Tuesday, September 1, 2009


Or as I call it, the antidote.

Last week, when I was down the Jersey shore, my oldest son, Miles, and I drove back in his car to pick something up from the place where we were staying and on his satellite radio we heard an amazingly moving chorus of young voices singing. While trying to figure out what we were hearing, we ended up listening to a radio documentary and interview about what turned out to be a chorus of elementary school children recorded in the 1970s.

There was something so poignant about the sound of these kids singing David Bowie and Brian Wilson songs it brought tears to my eyes. And we were delightedly surprised to discover these kids were recorded in Canada in some obscure small town called Langley.

When he returned home to the Berkshires, Miles sent me three links to the three parts of another, filmed documentary about this recording and the people who made it. So here they are: one, two three.

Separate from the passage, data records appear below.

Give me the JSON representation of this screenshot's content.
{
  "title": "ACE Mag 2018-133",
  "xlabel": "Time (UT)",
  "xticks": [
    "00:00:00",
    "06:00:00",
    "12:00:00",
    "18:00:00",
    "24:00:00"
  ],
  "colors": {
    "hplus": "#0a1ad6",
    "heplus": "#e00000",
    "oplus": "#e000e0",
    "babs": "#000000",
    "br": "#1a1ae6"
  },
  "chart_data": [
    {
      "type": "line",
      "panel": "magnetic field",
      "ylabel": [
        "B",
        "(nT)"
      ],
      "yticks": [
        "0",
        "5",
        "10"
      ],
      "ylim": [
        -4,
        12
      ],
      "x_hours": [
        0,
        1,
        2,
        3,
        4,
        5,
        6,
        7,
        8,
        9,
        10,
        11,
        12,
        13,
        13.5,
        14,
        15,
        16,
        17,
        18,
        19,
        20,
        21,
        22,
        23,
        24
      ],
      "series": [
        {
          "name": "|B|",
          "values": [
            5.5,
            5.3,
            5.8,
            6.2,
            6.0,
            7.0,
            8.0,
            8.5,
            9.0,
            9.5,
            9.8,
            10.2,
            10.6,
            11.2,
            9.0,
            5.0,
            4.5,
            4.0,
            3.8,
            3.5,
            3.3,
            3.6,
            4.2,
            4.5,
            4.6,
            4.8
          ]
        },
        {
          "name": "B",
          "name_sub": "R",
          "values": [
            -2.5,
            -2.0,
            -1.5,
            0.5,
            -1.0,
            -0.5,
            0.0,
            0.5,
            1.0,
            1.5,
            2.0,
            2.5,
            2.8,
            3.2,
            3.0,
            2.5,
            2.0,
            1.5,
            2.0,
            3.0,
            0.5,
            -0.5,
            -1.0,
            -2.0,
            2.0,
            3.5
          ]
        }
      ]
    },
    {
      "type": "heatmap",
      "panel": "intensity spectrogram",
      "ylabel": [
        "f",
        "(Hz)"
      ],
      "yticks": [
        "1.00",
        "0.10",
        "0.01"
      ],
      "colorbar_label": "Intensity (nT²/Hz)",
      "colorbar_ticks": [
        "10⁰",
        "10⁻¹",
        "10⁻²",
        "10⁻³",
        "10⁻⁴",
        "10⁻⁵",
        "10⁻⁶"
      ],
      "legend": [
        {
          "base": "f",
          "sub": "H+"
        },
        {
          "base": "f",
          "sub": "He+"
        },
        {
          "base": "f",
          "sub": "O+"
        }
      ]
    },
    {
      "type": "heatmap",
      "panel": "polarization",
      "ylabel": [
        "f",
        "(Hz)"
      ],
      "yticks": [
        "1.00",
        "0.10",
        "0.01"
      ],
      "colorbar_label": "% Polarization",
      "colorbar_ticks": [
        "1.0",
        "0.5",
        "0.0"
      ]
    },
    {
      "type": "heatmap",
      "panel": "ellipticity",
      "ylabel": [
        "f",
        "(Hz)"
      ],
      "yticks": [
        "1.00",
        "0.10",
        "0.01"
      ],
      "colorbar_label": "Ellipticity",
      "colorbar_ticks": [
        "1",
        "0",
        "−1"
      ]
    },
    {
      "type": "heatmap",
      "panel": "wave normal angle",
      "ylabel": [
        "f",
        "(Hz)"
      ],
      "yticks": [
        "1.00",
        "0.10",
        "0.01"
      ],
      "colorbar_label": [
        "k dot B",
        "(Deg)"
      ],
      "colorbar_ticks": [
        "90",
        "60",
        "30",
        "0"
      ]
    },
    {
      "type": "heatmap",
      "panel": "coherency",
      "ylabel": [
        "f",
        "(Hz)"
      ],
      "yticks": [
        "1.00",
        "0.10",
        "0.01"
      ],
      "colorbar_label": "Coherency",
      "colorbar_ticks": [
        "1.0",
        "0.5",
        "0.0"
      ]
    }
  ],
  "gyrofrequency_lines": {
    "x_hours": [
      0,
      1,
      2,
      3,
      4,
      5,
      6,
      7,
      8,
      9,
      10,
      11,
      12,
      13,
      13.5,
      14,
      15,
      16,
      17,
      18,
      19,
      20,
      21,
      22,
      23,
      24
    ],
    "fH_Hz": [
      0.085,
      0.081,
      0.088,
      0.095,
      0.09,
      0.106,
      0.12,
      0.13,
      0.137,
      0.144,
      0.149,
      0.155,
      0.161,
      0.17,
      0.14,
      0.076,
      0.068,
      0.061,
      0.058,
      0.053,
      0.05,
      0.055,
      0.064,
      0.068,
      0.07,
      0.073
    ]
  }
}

Watch the whole thing and I think you'll be equally touched. It's the antidote to the gratuitous violence, gratuitous irony, gratuitous anger etc. I've written about in recent posts. The achievement of these kids and their music teacher makes clear once again that true wealth is not measured by fame or fortune but by ways we touch others we encounter that brings more joy into the world.


tom said...

Watched the first part - enjoyed. Thanks for posting it - will check the others out tomorrow.

JIm said...

Obama’s Dear Leader Speech to the School Children

Liberals, in order to get the feeling for how abhorrent this is to many American citizens, imagine that it was George W. or Dick Cheney who was to give the address. Many find Obama’s policies ruinous for the country and anti American. Hopefully most schools will decide that reading, righting and rithmatic is more important than the pomposity of an arrogant socialist.

Unknown said...

I want the cd. Such a cool teacher w/such a cool idea.

-K- said...

Is his name "Jim" or "Jlm"?

Just slightly curious.

JIm said...

Jim. I am not good with a computer. I have not figured out how to correct an errant key stroke.